There’s a subtle irony in this: the very thing that once symbolized foreign control and extractive trade – the global commerce, that ironically once enabled India’s colonial past – is being inverted. No one is being colonized here. No one is taking. Immigrants are creating, circulating, and contributing in ways that are both deeply personal and quietly systemic. The colonial model was about draining. The immigrant model is about giving back, tenfold.
What we need is a shift in how we talk about immigration. Not just from the lens of compassion or diversity, though those are vital. But from the lens of return on investment. A well-structured immigration system is not a humanitarian cost. It is a competitive advantage. Nations like Canada are not just multicultural – they are multicivilizational, built on the layered ingenuity of people who come from everywhere and remake their identities without erasing their histories.
And at the heart of that is a certain kind of humility that immigrants carry – an understanding of what it means to start again. To work the double shift. To learn the unspoken rules. To accept the odd jobs while building long-term dreams. There is courage in that. And creativity. And an uncanny sense of responsibility – because when you don’t take belonging for granted, you often give more than you take.

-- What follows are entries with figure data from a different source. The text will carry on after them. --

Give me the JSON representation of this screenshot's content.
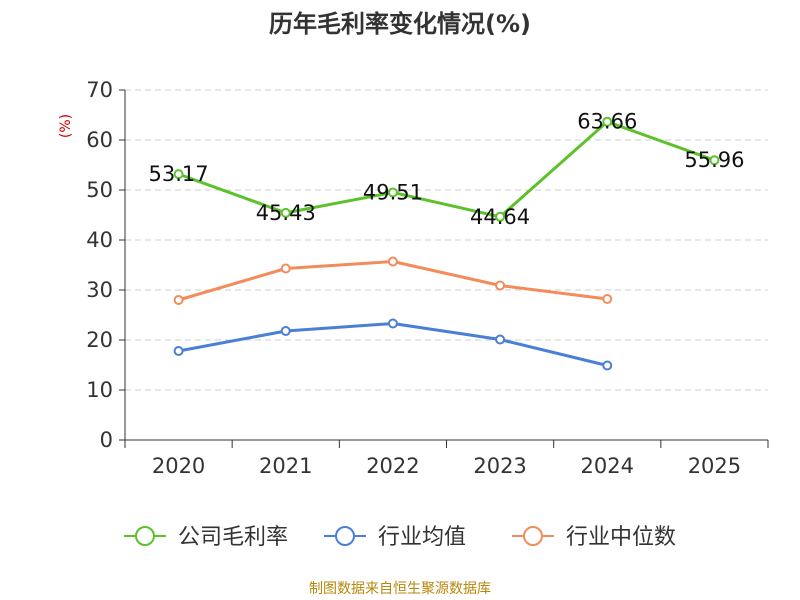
{
  "chart_data": {
    "type": "line",
    "title": "历年毛利率变化情况(%)",
    "ylabel": "(%)",
    "xlabel": "",
    "categories": [
      "2020",
      "2021",
      "2022",
      "2023",
      "2024",
      "2025"
    ],
    "ylim": [
      0,
      70
    ],
    "yticks": [
      0,
      10,
      20,
      30,
      40,
      50,
      60,
      70
    ],
    "grid": true,
    "legend_position": "bottom",
    "series": [
      {
        "name": "公司毛利率",
        "color": "#5cc12a",
        "values": [
          53.17,
          45.43,
          49.51,
          44.64,
          63.66,
          55.96
        ],
        "labels": [
          "53.17",
          "45.43",
          "49.51",
          "44.64",
          "63.66",
          "55.96"
        ]
      },
      {
        "name": "行业均值",
        "color": "#4a7fd6",
        "values": [
          17.8,
          21.8,
          23.3,
          20.1,
          14.9,
          null
        ]
      },
      {
        "name": "行业中位数",
        "color": "#f28c5a",
        "values": [
          28.0,
          34.3,
          35.7,
          30.9,
          28.2,
          null
        ]
      }
    ]
  },
  "source_text": "制图数据来自恒生聚源数据库"
}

In leadership and in life, we talk about value creation. We use frameworks like stakeholder capitalism, systems thinking, and distributed models of innovation. But walk into any immigrant-run business – be it a corner store, a trucking company, or a late-night restaurant – and you’ll see these theories playing out in real time. The owner is the manager, the strategist, the HR department, and the financial controller. The business model is adaptive, resourceful, and resilient by necessity.
This isn’t just entrepreneurship. It’s an everyday MBA in motion.
So the next time we talk about immigration, maybe we don’t start with assimilation. Maybe we start with appreciation. Not in a sentimental or patronizing way – but in a pragmatic one. Let’s stop measuring immigrants only by how quickly they become “Canadian” and start recognizing how deeply they are already shaping what Canada is becoming.
That restaurant I was in? It wasn’t a cultural moment. It was an economic metaphor. One that tells a truer story of immigration than any policy paper or political talking point ever could.
It reminded me that nation-building isn’t always found in grand speeches or official programs. Sometimes, it’s in the quiet hum of a kitchen long after 11 p.m., where people are working hard, feeding others, and growing a country they now call home.